L’esterno a Firenze, a gennaio, aveva lasciato la squadra in dieci dopo mezz’ora. Da allora nove panchine in dieci gare. Fino a ieri…
Da quei 33 minuti di Firenze, da quel diciannove gennaio scorso, Ali Dembelé era praticamente sparito dai radar. Al Franchi, titolare per esigenze ma pure per scelta di Vanoli, l’ex Primavera aveva collezionato due gialli che avevano costretto la squadra in dieci già dal primo tempo. Da un pomeriggio da dimenticare, un pomeriggio di lacrime pur col sostegno di squadra e allenatore, a una serata che lo stesso esterno ha definito “la più bella”, quella impreziosita da un gol sotto la Maratona. Dalle lacrime a quel bel sorriso mostrato prima sul terreno di gioco, mentre riceveva l’abbraccio dei compagni e mentre lo stadio scandiva il suo nome, poi in sala stampa, quasi timido nel raccontare la fine di un percorso, la chiusura di un cerchio. In tre mesi Dembelé aveva giocato appena 8 minuti col Milan: nove volte in panchina su dieci partite, quella contro i rossoneri appunto, poi ieri l’occasione nell’ultimo quarto d’ora, col risultato ancora in bilico.

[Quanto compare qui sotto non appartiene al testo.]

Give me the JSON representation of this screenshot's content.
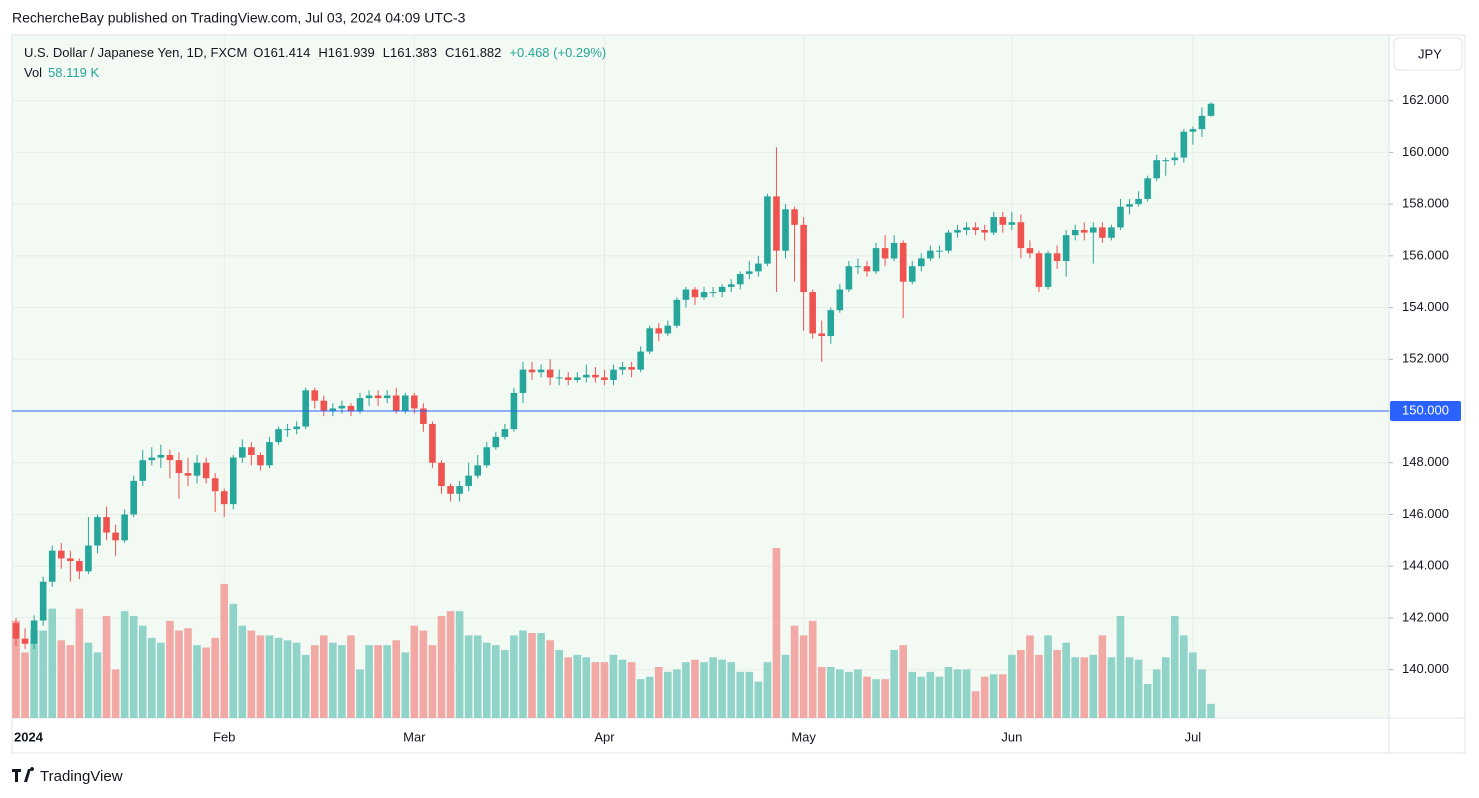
{
  "header": {
    "published": "RechercheBay published on TradingView.com, Jul 03, 2024 04:09 UTC-3",
    "symbol": "U.S. Dollar / Japanese Yen, 1D, FXCM",
    "open": "O161.414",
    "high": "H161.939",
    "low": "L161.383",
    "close": "C161.882",
    "change": "+0.468 (+0.29%)",
    "vol_name": "Vol",
    "vol_label": "58.119 K",
    "currency": "JPY",
    "brand": "TradingView"
  },
  "chart_data": {
    "type": "candlestick",
    "categories": [
      "2024",
      null,
      null,
      null,
      null,
      null,
      null,
      null,
      null,
      null,
      null,
      null,
      null,
      null,
      null,
      null,
      null,
      null,
      null,
      null,
      null,
      null,
      null,
      "Feb",
      null,
      null,
      null,
      null,
      null,
      null,
      null,
      null,
      null,
      null,
      null,
      null,
      null,
      null,
      null,
      null,
      null,
      null,
      null,
      null,
      "Mar",
      null,
      null,
      null,
      null,
      null,
      null,
      null,
      null,
      null,
      null,
      null,
      null,
      null,
      null,
      null,
      null,
      null,
      null,
      null,
      null,
      "Apr",
      null,
      null,
      null,
      null,
      null,
      null,
      null,
      null,
      null,
      null,
      null,
      null,
      null,
      null,
      null,
      null,
      null,
      null,
      null,
      null,
      null,
      "May",
      null,
      null,
      null,
      null,
      null,
      null,
      null,
      null,
      null,
      null,
      null,
      null,
      null,
      null,
      null,
      null,
      null,
      null,
      null,
      null,
      null,
      null,
      "Jun",
      null,
      null,
      null,
      null,
      null,
      null,
      null,
      null,
      null,
      null,
      null,
      null,
      null,
      null,
      null,
      null,
      null,
      null,
      null,
      "Jul",
      null,
      null
    ],
    "open": [
      141.8,
      141.2,
      141.0,
      141.9,
      143.4,
      144.6,
      144.3,
      144.2,
      143.8,
      144.8,
      145.9,
      145.3,
      145.0,
      146.0,
      147.3,
      148.1,
      148.2,
      148.3,
      148.1,
      147.6,
      147.5,
      148.0,
      147.4,
      146.9,
      146.4,
      148.2,
      148.6,
      148.3,
      147.9,
      148.8,
      149.3,
      149.3,
      149.4,
      150.8,
      150.4,
      150.0,
      150.1,
      150.2,
      150.0,
      150.5,
      150.6,
      150.5,
      150.6,
      150.0,
      150.6,
      150.1,
      149.5,
      148.0,
      147.1,
      146.8,
      147.1,
      147.5,
      147.9,
      148.6,
      149.0,
      149.3,
      150.7,
      151.6,
      151.5,
      151.6,
      151.3,
      151.3,
      151.2,
      151.3,
      151.4,
      151.3,
      151.2,
      151.6,
      151.7,
      151.6,
      152.3,
      153.2,
      153.0,
      153.3,
      154.3,
      154.7,
      154.4,
      154.6,
      154.6,
      154.8,
      154.9,
      155.3,
      155.4,
      155.7,
      158.3,
      156.2,
      157.8,
      157.2,
      154.6,
      153.0,
      152.9,
      153.9,
      154.7,
      155.6,
      155.6,
      155.4,
      156.3,
      155.9,
      156.5,
      155.0,
      155.6,
      155.9,
      156.2,
      156.2,
      156.9,
      157.0,
      157.1,
      157.0,
      156.9,
      157.5,
      157.2,
      157.3,
      156.3,
      156.1,
      154.8,
      156.1,
      155.8,
      156.8,
      157.0,
      156.9,
      157.1,
      156.7,
      157.1,
      157.9,
      158.0,
      158.2,
      159.0,
      159.7,
      159.7,
      159.8,
      160.8,
      160.9,
      161.414
    ],
    "high": [
      142.0,
      141.6,
      142.1,
      143.6,
      144.8,
      144.9,
      144.6,
      144.3,
      145.9,
      146.0,
      146.3,
      145.6,
      146.2,
      147.5,
      148.5,
      148.6,
      148.7,
      148.5,
      148.4,
      148.2,
      148.3,
      148.2,
      147.6,
      147.0,
      148.3,
      148.9,
      148.8,
      148.4,
      149.0,
      149.4,
      149.5,
      149.6,
      150.9,
      150.9,
      150.6,
      150.3,
      150.4,
      150.3,
      150.7,
      150.8,
      150.8,
      150.8,
      150.9,
      150.7,
      150.7,
      150.3,
      149.6,
      148.1,
      147.2,
      147.3,
      148.0,
      148.3,
      148.8,
      149.2,
      149.5,
      150.9,
      151.9,
      151.9,
      151.8,
      152.0,
      151.6,
      151.5,
      151.5,
      151.8,
      151.7,
      151.6,
      151.8,
      151.9,
      151.9,
      152.5,
      153.3,
      153.4,
      153.5,
      154.4,
      154.8,
      154.8,
      154.8,
      154.8,
      154.9,
      155.1,
      155.4,
      155.8,
      156.0,
      158.4,
      160.2,
      158.0,
      157.9,
      157.5,
      154.7,
      153.5,
      154.0,
      154.9,
      155.8,
      155.9,
      155.8,
      156.5,
      156.8,
      156.8,
      156.6,
      155.8,
      156.1,
      156.4,
      156.4,
      157.0,
      157.2,
      157.3,
      157.3,
      157.2,
      157.7,
      157.7,
      157.7,
      157.6,
      156.6,
      156.2,
      156.2,
      156.4,
      157.0,
      157.2,
      157.3,
      157.3,
      157.3,
      157.2,
      158.2,
      158.2,
      158.5,
      159.1,
      159.9,
      159.8,
      160.0,
      160.9,
      161.0,
      161.74,
      161.939
    ],
    "low": [
      140.9,
      140.8,
      140.8,
      141.7,
      143.2,
      143.9,
      143.4,
      143.5,
      143.7,
      144.5,
      145.0,
      144.4,
      144.9,
      145.9,
      147.1,
      147.9,
      147.8,
      147.4,
      146.6,
      147.1,
      147.2,
      147.2,
      146.1,
      145.9,
      146.2,
      148.0,
      147.9,
      147.7,
      147.8,
      148.7,
      149.0,
      149.1,
      149.3,
      150.1,
      149.8,
      149.8,
      149.9,
      149.8,
      149.9,
      150.2,
      150.2,
      150.3,
      149.9,
      149.9,
      149.9,
      149.2,
      147.8,
      146.8,
      146.5,
      146.5,
      146.9,
      147.4,
      147.8,
      148.5,
      148.9,
      149.2,
      150.3,
      151.2,
      151.3,
      151.0,
      151.0,
      151.0,
      151.1,
      151.1,
      151.1,
      151.0,
      151.0,
      151.4,
      151.3,
      151.5,
      152.2,
      152.7,
      152.9,
      153.2,
      154.0,
      154.1,
      154.3,
      154.4,
      154.4,
      154.6,
      154.7,
      155.1,
      155.2,
      155.6,
      154.6,
      155.9,
      155.0,
      153.1,
      152.8,
      151.9,
      152.6,
      153.8,
      154.6,
      155.3,
      155.2,
      155.3,
      155.6,
      155.8,
      153.6,
      154.9,
      155.4,
      155.8,
      155.9,
      156.1,
      156.7,
      156.8,
      156.8,
      156.6,
      156.8,
      156.9,
      157.0,
      155.9,
      155.9,
      154.6,
      154.7,
      155.5,
      155.2,
      156.6,
      156.6,
      155.7,
      156.5,
      156.6,
      157.0,
      157.6,
      157.9,
      158.1,
      158.9,
      159.1,
      159.5,
      159.6,
      160.3,
      160.6,
      161.383
    ],
    "close": [
      141.2,
      141.0,
      141.9,
      143.4,
      144.6,
      144.3,
      144.2,
      143.8,
      144.8,
      145.9,
      145.3,
      145.0,
      146.0,
      147.3,
      148.1,
      148.2,
      148.3,
      148.1,
      147.6,
      147.5,
      148.0,
      147.4,
      146.9,
      146.4,
      148.2,
      148.6,
      148.3,
      147.9,
      148.8,
      149.3,
      149.3,
      149.4,
      150.8,
      150.4,
      150.0,
      150.1,
      150.2,
      150.0,
      150.5,
      150.6,
      150.5,
      150.6,
      150.0,
      150.6,
      150.1,
      149.5,
      148.0,
      147.1,
      146.8,
      147.1,
      147.5,
      147.9,
      148.6,
      149.0,
      149.3,
      150.7,
      151.6,
      151.5,
      151.6,
      151.3,
      151.3,
      151.2,
      151.3,
      151.4,
      151.3,
      151.2,
      151.6,
      151.7,
      151.6,
      152.3,
      153.2,
      153.0,
      153.3,
      154.3,
      154.7,
      154.4,
      154.6,
      154.6,
      154.8,
      154.9,
      155.3,
      155.4,
      155.7,
      158.3,
      156.2,
      157.8,
      157.2,
      154.6,
      153.0,
      152.9,
      153.9,
      154.7,
      155.6,
      155.6,
      155.4,
      156.3,
      155.9,
      156.5,
      155.0,
      155.6,
      155.9,
      156.2,
      156.2,
      156.9,
      157.0,
      157.1,
      157.0,
      156.9,
      157.5,
      157.2,
      157.3,
      156.3,
      156.1,
      154.8,
      156.1,
      155.8,
      156.8,
      157.0,
      156.9,
      157.1,
      156.7,
      157.1,
      157.9,
      158.0,
      158.2,
      159.0,
      159.7,
      159.7,
      159.8,
      160.8,
      160.9,
      161.414,
      161.882
    ],
    "volume": [
      400,
      270,
      360,
      360,
      450,
      320,
      300,
      450,
      310,
      270,
      420,
      200,
      440,
      420,
      380,
      330,
      310,
      400,
      360,
      370,
      300,
      290,
      330,
      552,
      470,
      380,
      360,
      340,
      340,
      330,
      320,
      310,
      260,
      300,
      340,
      310,
      300,
      340,
      200,
      300,
      300,
      300,
      320,
      270,
      380,
      360,
      300,
      420,
      440,
      440,
      340,
      340,
      310,
      300,
      280,
      340,
      360,
      350,
      350,
      320,
      280,
      250,
      260,
      250,
      230,
      230,
      260,
      240,
      230,
      160,
      170,
      210,
      190,
      200,
      230,
      240,
      230,
      250,
      240,
      230,
      190,
      190,
      150,
      230,
      700,
      260,
      380,
      340,
      400,
      210,
      210,
      200,
      190,
      200,
      170,
      160,
      160,
      280,
      300,
      190,
      170,
      190,
      170,
      210,
      200,
      200,
      110,
      170,
      180,
      180,
      260,
      280,
      340,
      260,
      340,
      280,
      310,
      250,
      250,
      260,
      340,
      250,
      420,
      250,
      240,
      140,
      200,
      250,
      420,
      340,
      270,
      200,
      58.119
    ],
    "up_color": "#26a69a",
    "down_color": "#ef5350",
    "up_volume_color": "#8fd3c9",
    "down_volume_color": "#f2a8a5",
    "ylim": [
      138.13,
      164.54
    ],
    "yticks": [
      {
        "value": 140,
        "label": "140.000"
      },
      {
        "value": 142,
        "label": "142.000"
      },
      {
        "value": 144,
        "label": "144.000"
      },
      {
        "value": 146,
        "label": "146.000"
      },
      {
        "value": 148,
        "label": "148.000"
      },
      {
        "value": 152,
        "label": "152.000"
      },
      {
        "value": 154,
        "label": "154.000"
      },
      {
        "value": 156,
        "label": "156.000"
      },
      {
        "value": 158,
        "label": "158.000"
      },
      {
        "value": 160,
        "label": "160.000"
      },
      {
        "value": 162,
        "label": "162.000"
      }
    ],
    "hline": {
      "value": 150,
      "label": "150.000",
      "color": "#2962ff"
    },
    "grid": true
  }
}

Vanoli ha sempre speso parole importanti per un giocatore che ha già avuto modo di conoscere a Venezia la scorsa stagione. Il sostegno di fronte alle telecamere, quello in privato, la disponibilità ricevuta in cambio dal giocatore in allenamento. Ed è così che l’allenatore non ha mai veramente perso Dembelé, calciatore al quale non è mai mancata la fiducia di tutto l’ambiente. Un gol importante in un momento delicato del match, pur in una partita che non metteva in palio punti pesanti. Ma è anche ciò che ci aspettiamo da questo finale di stagione scarico di obiettivi: giovani da mettere in vetrina, come accaduto con Njie e ieri con Perciun, calciatori con la voglia di riscattarsi. Storie da raccontare e bei finali: in attesa che però, ad un certo punto, i primi ad essere soddisfatti siano i tifosi.